Von Hendrik Jung. Fotos Kai Pelka.
Ein Blick auf Gemarkungskarten offenbart oft Überraschendes. So erstreckt sich der städtebauliche Entwicklungsbereich Ostfeld unter anderem über eine Fläche namens Unrechter Weg. „Wir sind der Meinung, dass wir vollkommen auf dem richtigen Weg sind“, betont Roland Stöcklin, Geschäftsführer der Stadtentwicklungsgesellschaft Wiesbaden (SEG). Diese ist als Treuhänderin mit der weiteren Vorbereitung und Durchführung der städtebaulichen Entwicklungsmaßnahme Ostfeld beauftragt, wobei sie an Weisungen der Landeshauptstadt gebunden ist.

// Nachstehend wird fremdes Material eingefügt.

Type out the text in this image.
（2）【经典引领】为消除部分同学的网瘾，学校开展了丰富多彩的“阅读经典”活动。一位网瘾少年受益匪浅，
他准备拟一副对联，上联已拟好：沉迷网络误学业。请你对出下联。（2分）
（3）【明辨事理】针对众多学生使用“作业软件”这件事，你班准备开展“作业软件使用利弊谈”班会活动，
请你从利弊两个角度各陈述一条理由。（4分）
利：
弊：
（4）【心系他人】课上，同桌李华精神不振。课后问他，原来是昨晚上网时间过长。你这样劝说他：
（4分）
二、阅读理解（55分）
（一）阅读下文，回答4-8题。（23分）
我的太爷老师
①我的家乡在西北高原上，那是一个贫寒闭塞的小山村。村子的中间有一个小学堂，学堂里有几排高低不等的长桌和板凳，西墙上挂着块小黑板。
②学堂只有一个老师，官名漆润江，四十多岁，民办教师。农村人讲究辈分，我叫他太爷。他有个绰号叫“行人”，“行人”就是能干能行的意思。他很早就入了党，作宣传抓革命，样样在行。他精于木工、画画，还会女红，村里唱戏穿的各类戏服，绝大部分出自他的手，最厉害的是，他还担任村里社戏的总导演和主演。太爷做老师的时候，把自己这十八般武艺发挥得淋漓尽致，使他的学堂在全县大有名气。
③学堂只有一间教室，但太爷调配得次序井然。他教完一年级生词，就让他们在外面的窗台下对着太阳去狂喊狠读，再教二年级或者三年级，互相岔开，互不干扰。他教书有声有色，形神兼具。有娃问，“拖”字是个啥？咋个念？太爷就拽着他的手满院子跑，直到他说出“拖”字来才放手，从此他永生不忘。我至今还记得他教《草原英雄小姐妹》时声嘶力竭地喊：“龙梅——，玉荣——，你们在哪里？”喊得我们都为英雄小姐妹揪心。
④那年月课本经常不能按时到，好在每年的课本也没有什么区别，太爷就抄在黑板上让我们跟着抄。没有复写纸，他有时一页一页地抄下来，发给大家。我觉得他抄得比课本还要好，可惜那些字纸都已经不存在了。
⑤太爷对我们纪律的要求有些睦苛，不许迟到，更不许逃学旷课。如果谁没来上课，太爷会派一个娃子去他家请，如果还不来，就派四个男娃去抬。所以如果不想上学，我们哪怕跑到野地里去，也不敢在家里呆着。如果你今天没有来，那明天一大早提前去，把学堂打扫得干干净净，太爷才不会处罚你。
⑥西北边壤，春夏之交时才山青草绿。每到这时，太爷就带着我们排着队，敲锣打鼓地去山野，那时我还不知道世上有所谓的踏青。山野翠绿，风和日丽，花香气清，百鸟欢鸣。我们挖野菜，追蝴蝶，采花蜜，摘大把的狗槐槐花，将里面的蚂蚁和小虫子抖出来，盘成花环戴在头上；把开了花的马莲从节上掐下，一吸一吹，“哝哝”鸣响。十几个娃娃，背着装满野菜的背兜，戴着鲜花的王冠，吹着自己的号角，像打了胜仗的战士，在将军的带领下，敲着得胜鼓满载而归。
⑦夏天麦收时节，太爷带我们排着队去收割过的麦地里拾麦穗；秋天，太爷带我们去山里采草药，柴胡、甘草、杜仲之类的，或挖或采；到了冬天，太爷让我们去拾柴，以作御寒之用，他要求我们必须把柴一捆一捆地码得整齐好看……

Ostfeld und Westfeld im Fokus
Zwei Flächen sind insbesondere im Gespräch, wenn es um die Frage geht, wie Wiesbaden entwickelt werden soll. Das Ostfeld und die Perspektivfläche West. Während die einen im Ostfeld Wohnraum und Gewerbeflächen – und einen neuen zentralen Standort für das bisher quer durch Wiesbaden verteilte BKA – schaffen wollen und eine solche Nutzung im Westen der Stadt geprüft wird, plädieren die anderen für Naturschutz, Naherholung und Nichtversiegelung.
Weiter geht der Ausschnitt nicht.